Nurcular şahsa dayalı sistemi desteklemez
Tahkiki imanı kazanan mümin, bilhassa Nur Talebesi, siyasette de ferasetli olur, çünkü, Kur'an ile Sünnet-i Seniyyenin içtimai, siyasi ölçülerini ortaya koyan Risale-i Nur tefsirinin ferasetiyle bakar. "Bir Nur Talebesine olur olmaz eseri okutturmak ve her sözü dinlettirmek kolay bir şey değildir."1
Ayrıca, "Tasvir ve tezyin-i müddeâ, zihnimizi işbâ' etmiyor (süslü iddialar, zihnimizi doyurmuyor). Burhan isteriz."2 der. Ve "Hakkı tanıyan, hakkın hatırını hiçbir hatıra feda etmez. Zira, hakkın hatırı âlidir; hiçbir hatıra fedâ edilmemek gerektir."3
Bir taraftan "Dindarım!" deyip öbür taraftan menfaat üzerine dönen yalancı, gaddar, canavar siyaseti uygulayanlara hiç kanmaz! Hiçbir sözü mihenge vurmadan almaz. Hatta, "Benim sözümü de, ben söylediğim için hüsn-ü zan edip tamamını kabul etmeyiniz... mihenge vurunuz."4 diyen Bediüzzaman, kendisini mihenge vurduruyorsa, elbette herkesin mihenge vurulmalı, der. Mutlaka "İşte adalet, eğitim, sosyal barış ve ekonominin çöküş tablosu" der, delil, belge ve işin sonucuna bakar, karar verir.

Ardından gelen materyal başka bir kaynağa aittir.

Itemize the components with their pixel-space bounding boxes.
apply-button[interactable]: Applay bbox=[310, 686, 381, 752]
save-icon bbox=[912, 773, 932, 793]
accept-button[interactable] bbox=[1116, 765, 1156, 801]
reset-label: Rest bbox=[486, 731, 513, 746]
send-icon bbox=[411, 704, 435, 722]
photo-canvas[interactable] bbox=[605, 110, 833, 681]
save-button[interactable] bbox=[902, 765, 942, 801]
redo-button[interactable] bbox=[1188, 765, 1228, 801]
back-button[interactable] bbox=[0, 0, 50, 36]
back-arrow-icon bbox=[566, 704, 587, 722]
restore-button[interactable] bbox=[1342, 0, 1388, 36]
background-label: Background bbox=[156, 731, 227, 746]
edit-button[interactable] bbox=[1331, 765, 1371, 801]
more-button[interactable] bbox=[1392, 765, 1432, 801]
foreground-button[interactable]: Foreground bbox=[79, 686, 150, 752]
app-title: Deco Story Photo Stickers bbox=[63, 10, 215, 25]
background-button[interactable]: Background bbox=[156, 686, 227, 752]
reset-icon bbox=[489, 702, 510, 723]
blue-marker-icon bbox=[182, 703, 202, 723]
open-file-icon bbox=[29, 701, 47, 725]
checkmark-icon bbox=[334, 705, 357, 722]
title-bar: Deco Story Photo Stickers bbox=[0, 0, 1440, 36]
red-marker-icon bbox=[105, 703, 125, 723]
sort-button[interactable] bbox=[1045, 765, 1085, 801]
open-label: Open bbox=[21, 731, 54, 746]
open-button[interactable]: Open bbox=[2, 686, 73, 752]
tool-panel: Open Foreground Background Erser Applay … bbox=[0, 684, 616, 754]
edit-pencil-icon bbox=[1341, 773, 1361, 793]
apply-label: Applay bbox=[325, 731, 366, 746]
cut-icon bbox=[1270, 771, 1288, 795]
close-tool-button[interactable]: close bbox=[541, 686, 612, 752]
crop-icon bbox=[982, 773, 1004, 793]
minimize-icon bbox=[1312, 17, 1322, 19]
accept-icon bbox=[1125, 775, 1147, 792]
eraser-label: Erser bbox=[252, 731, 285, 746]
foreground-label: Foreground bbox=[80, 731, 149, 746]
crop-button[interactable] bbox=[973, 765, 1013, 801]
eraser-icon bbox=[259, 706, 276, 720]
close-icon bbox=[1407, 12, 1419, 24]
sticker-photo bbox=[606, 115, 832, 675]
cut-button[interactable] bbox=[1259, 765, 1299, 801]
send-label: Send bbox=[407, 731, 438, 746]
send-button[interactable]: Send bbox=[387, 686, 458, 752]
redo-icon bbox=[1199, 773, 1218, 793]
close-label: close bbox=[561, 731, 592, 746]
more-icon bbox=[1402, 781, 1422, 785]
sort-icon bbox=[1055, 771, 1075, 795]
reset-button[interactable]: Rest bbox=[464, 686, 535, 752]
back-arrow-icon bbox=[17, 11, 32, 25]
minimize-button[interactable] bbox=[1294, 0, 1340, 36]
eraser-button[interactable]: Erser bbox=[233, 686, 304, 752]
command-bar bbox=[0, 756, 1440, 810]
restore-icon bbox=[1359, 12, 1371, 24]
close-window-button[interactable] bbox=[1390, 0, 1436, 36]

Doğruluğun, dürüstlüğün içtimai, siyasi hayatta öldüğü günümüzde, "Hiçbir müfsid (bozguncu) ben müfsidim" demeyeceğini, "Daima suret-i haktan" görüneceğini, "yahut bâtılı hak" görebileceğini, "mihenge vurmadan" alınamayacağını, "Zira çok silik (sahte) söz ticarette"5 gezdiğini öğrenmiş.
"Riyaset-i şahsiyenin kat'iyen aleyhindeyim."6 Şahsa dayalı ucûbe, "Cumhurbaşkanlığı Hükümet Sisteminin" aleyhinde olur, istibdata itiraz eder, desteklemez!